1. Regional fast-casual restaurant chain (~40 locations, 500 employees). Currently paying $50K–150K per year for point-of-sale, inventory management, scheduling, and loyalty systems from vendors like Toast or Square. Their general manager knows exactly what they need — she's been running restaurants for 20 years. A freely licensed scheduling and inventory system, generated by a large language model (LLM) and tailored to their specific supply chain (they source locally, their waste patterns are seasonal), replaces generic software-as-a-service (SaaS) with something that actually fits. If another regional chain forks the code and improves it for their context, the license requires those improvements to flow back.
2. Mid-market tax and accounting firm (~200 professionals, 500 total with admin and seasonal staff). Paying heavily for practice management software, document management, and client portals. Their workflows are highly specific — they specialize in multi-state businesses, and no off-the-shelf product handles their interstate allocation review well. A copyleft-licensed practice management platform, generated and customized with LLM assistance, replaces $200K or more in annual SaaS costs. The senior partners can describe exactly what the software should do because they've been doing it manually for decades.
3. Heating, ventilation, and air conditioning (HVAC) contractor (500 employees across field and office). Job costing, dispatch, equipment tracking, warranty management — they use a patchwork of ServiceTitan, spreadsheets, and paper. Their operations vice president has a whiteboard in his office with the dispatch logic that no software vendor has ever captured properly. LLM-generated, freely licensed dispatch and job costing tools reflect his actual decision logic. The copyleft terms mean that if another mechanical contractor improves the estimating module, the improvements are shared.

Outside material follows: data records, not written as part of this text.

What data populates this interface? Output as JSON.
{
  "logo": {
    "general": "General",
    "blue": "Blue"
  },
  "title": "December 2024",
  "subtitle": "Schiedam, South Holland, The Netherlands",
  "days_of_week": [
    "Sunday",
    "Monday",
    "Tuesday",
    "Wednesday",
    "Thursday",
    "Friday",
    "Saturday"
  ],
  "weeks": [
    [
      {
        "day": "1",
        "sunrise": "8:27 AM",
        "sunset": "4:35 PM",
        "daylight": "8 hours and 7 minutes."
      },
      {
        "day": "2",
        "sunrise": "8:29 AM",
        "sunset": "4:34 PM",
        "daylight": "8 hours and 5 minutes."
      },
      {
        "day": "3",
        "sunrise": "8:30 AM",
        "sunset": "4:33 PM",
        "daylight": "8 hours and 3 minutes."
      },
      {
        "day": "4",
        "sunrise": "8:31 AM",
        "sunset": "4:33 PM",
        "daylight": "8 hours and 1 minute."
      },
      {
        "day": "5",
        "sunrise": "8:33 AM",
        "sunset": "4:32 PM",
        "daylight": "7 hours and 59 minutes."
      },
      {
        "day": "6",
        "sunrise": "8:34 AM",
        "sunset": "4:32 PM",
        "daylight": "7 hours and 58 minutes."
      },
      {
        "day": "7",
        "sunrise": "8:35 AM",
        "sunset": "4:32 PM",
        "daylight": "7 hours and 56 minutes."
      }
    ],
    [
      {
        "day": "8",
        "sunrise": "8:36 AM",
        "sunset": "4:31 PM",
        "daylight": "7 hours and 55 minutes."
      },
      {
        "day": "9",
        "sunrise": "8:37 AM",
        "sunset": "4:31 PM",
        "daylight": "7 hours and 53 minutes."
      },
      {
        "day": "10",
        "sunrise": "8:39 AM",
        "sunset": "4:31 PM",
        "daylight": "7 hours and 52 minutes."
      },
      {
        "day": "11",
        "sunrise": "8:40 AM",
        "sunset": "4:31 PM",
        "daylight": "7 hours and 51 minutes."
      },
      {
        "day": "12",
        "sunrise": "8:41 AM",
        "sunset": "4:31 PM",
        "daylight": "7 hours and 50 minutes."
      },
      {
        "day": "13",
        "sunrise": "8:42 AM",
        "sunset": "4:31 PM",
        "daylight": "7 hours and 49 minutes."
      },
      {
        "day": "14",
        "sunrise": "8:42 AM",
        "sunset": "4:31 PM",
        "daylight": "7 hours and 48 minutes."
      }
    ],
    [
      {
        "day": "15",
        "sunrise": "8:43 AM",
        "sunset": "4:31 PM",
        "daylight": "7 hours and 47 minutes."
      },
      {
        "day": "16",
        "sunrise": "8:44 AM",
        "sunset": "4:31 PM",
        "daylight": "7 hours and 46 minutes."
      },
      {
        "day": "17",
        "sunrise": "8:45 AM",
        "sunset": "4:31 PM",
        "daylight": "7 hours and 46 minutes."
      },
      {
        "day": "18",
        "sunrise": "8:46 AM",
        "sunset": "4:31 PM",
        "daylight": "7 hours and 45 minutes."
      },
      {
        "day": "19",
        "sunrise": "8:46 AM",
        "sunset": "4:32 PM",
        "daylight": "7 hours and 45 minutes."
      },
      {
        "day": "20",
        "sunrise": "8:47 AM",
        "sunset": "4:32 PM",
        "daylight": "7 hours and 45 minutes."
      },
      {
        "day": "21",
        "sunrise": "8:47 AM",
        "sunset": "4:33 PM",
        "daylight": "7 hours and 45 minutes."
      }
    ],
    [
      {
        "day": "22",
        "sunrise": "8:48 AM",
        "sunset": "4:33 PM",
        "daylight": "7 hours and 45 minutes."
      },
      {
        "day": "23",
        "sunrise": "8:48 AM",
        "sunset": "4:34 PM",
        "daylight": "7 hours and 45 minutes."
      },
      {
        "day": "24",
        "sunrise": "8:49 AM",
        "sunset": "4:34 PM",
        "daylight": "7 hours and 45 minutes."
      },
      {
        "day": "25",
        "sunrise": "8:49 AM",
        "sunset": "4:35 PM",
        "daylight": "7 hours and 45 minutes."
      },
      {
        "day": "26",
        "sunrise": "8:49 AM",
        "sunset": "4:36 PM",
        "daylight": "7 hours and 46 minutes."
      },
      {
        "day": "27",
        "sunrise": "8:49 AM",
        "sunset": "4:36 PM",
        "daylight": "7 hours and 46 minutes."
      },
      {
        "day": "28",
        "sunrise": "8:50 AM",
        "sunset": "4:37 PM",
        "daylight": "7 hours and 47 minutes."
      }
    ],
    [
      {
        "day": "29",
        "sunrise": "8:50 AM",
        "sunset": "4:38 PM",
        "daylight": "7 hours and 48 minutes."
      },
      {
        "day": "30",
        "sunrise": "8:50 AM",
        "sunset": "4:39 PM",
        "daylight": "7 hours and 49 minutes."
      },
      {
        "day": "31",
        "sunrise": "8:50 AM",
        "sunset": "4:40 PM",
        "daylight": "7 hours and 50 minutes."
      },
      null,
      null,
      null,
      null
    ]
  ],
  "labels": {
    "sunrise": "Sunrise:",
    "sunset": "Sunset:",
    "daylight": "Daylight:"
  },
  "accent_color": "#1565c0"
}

4. Regional healthcare staffing agency (500 employees, placing nurses and allied health professionals). Credential tracking, shift matching, compliance documentation, client billing — they currently use a $300K-per-year platform that was designed for light industrial staffing and awkwardly adapted. Their compliance director knows every state board requirement by heart. A copyleft-licensed credentialing and matching system, built to their specification via LLM, replaces a tool that never quite fit. Competing staffing agencies in other regions can adopt it, but must share their improvements — building a cooperative infrastructure for an industry where the software was never the competitive advantage. Relationships and reliability are.
5. Multi-location auto dealership group (8 dealerships, ~500 employees). Customer relationship management (CRM), finance and insurance (F&I) workflow, inventory management, service scheduling. Paying CDK or Reynolds & Reynolds enormous sums for systems that are notoriously inflexible. Their F&I managers have precise processes honed over years that the software fights against rather than supporting. LLM-generated, copyleft-licensed dealership management tools match their actual workflow. The license is particularly interesting here because the dealer management software market is an oligopoly that charges exorbitantly — a shared, freely licensed alternative would break that lock-in for the entire industry, and the copyleft terms ensure no single dealership group can privatize the improvements.
6. Specialty food distributor (warehouse, delivery fleet, sales team — 500 employees). Route optimization, order management, lot tracking, customer-specific pricing. Currently patching together an enterprise resource planning (ERP) system that was designed for manufacturing with bolt-on logistics tools. Their logistics manager has route knowledge in her head that no generic optimizer captures — she knows which customers have loading dock restrictions, which ones need Thursday delivery because they're closed Friday, which drivers can handle the mountain routes in winter. A copyleft-licensed distribution management system built from her specifications via LLM replaces $100K or more in mismatched SaaS. The license means other specialty distributors — craft beer, organic produce — can adopt and extend it for their verticals.